Dr Priscilla Rupali is Sr. Professor & Head of the Department of Infectious Diseases at Christian Medical College Vellore in South India. She has worked in New Zealand and United States for her period of ID training. She has obtained a “Diploma in Tropical Medicine and Hygiene” at the Universidad Cayetano Heredia at Lima Peru affiliated to the University of Alabama Birmingham. She runs a very popular Clinical Tropical Medicine course at CMC Vellore annually which provides lectures, bedside sessions and laboratory sessions by internationally acclaimed faculty. She also pioneered the course “Fellowship in General Infectious Diseases” which aims to equip the physicians working in secondary/tertiary care settings to diagnose, investigate and make appropriate treatment plans for patients with various Infectious Diseases. She is also collaborated with Medecins Sans Frontiers (MSF) India and initiated the ‘Global Health and Humanitarian Medicine’ programme for medical doctors to provide high-quality training in tropical medicine and public health to improve patient and programmatic care in low-and-middle-income countries, including humanitarian crisis contexts. She initiated “The Fellowship in Antimicrobial Stewardship for Pharmacists” as well to provide clinical pharmacists with training and expertise to establish their position as an integral part of the infection control and antimicrobial stewardship (AMS) team.
She has obtained a Fellowship in “Transplant Infectious Diseases” at the Henry Ford Hospital in Detroit, Michigan and has been instrumental in establishing Transplant related services in her hospital and has been the founder of the Transplant Infectious Diseases Conference in India in collaboration with the Indian Society of Organ transplantation. She has also been instrumental in setting up and antimicrobial stewardship program not only in her hospital but also runs a very sought after “Fellowship in General ID” which helps physicians implement antimicrobial stewardship at secondary or tertiary care settings. She has multiple grants in the fields of antibiotic stewardship, brain infections as well as systematic reviews and guideline development.
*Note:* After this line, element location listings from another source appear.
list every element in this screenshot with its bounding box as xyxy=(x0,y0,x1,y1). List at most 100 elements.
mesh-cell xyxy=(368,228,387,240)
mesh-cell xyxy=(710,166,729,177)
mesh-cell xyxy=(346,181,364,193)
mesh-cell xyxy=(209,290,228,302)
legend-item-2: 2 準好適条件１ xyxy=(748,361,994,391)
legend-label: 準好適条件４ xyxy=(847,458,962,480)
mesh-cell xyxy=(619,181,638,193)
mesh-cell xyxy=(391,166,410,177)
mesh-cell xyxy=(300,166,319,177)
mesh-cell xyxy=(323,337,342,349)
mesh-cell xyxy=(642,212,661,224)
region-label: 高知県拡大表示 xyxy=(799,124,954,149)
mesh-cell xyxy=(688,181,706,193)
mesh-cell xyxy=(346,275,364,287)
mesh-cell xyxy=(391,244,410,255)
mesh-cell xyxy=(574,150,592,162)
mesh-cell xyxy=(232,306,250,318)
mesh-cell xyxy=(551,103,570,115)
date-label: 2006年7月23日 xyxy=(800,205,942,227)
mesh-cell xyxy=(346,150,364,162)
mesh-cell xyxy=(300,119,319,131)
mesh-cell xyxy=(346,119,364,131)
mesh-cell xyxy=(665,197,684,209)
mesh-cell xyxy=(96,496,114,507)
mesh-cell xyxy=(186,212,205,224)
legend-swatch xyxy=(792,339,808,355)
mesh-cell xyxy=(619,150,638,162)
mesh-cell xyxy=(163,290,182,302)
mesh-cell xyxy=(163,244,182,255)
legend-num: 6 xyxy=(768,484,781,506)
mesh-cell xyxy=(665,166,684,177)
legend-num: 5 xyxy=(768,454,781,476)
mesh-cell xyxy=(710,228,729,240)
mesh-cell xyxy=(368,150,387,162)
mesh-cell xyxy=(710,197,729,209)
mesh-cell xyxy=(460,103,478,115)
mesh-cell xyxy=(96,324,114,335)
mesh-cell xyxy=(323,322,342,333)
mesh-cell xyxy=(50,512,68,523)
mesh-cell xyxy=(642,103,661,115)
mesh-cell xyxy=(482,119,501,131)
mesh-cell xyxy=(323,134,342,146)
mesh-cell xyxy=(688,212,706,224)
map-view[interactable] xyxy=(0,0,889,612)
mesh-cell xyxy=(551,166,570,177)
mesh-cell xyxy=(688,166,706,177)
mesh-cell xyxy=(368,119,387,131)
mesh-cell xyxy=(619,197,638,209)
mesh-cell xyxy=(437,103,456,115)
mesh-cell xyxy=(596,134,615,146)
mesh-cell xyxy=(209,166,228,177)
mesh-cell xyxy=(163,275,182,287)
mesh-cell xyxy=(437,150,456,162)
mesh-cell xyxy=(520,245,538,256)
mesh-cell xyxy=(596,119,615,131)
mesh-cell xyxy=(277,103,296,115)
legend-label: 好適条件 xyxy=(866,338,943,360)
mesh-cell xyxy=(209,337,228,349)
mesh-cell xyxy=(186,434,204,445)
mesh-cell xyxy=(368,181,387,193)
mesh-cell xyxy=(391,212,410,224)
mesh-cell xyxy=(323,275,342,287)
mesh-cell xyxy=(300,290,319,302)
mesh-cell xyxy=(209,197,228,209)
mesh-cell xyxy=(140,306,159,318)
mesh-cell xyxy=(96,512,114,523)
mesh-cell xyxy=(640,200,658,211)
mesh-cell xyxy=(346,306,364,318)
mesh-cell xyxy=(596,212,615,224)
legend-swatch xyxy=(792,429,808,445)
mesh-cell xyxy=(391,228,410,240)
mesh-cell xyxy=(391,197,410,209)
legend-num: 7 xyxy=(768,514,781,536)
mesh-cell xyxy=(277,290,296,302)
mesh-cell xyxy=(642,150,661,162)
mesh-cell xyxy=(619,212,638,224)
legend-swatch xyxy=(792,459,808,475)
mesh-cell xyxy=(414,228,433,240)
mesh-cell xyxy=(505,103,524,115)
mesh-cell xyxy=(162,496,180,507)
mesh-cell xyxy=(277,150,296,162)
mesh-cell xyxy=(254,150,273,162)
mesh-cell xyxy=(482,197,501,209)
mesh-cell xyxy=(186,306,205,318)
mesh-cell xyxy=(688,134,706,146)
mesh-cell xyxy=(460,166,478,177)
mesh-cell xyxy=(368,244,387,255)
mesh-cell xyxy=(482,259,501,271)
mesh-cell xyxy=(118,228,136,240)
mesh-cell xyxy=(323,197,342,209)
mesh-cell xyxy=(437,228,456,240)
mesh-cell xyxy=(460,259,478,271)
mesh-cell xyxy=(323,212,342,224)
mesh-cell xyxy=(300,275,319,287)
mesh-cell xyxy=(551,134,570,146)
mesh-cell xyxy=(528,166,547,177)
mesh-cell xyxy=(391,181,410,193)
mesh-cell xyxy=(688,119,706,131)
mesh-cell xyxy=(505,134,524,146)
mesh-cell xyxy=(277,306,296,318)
She was the chair of the India covid guidelines which pioneered the first of it’s kind a rapid review of all therapeutic interventions in COVID-19 with multiple Indian physicians participating in this process and coming up with a guideline contextualized to the Indian setting. https:/indiacovidguidelines.org. She is also spearheading a brain infection guideline in the country which she hopes will pave the way for all the guidelines in the country following evidence-based medicine.
She holds extensive knowledge and experience in the field of enteric fever leading a number of studies with emphasis on treatment and multidrug resistance of Salmonella.The Infectious Diseases Department at CMC Vellore has been a pioneer in promoting Infectious Diseases as a clinical specialty in India and now is the 2nd Department to run the DM in Infectious Diseases in the Country.